First to clarify the title, I know there is no such thing as interface literals in Go but I couldn't come up with another name for this issue.
I was reading some Go code and found a weird construct, like so:
clientOptions := []grpc.DialOption{grpc.WithInsecure()}
cc, err := grpc.Dial(l.Addr().String(), clientOptions...)
Here grpc.DialOptions is an interface type and grpc.WithInsecure() returns that type. What caught my eye here is that clientOptions is a slice, which seemed redundant to me. So I tried to remove the braces like so:
clientOptions := grpc.DialOption{grpc.WithInsecure()}
But I get compilation error: "invalid composite literal type grpc.DialOption"

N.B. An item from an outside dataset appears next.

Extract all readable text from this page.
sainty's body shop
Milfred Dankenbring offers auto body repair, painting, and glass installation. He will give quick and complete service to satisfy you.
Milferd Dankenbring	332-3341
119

I tried to simulate this on the go playground and I get the same result. This code runs fine: https://go.dev/play/p/QJQR9BDGN4a
But this version fails with the same "invalid composite literal type error": https://go.dev/play/p/A0FasDybUg5
Can someone explain this? Thanks
CodePudding user response:
You are correct that this creates a slice:
clientOptions := []grpc.DialOption{grpc.WithInsecure()}
But I think you've misunderstood which syntax does what. This would be an empty slice literal:
clientOptions := []grpc.DialOption{}
This would be a single value, not in a slice:
clientOptions := grpc.WithInsecure()
For reference, this syntax is covered in the Tour of Go.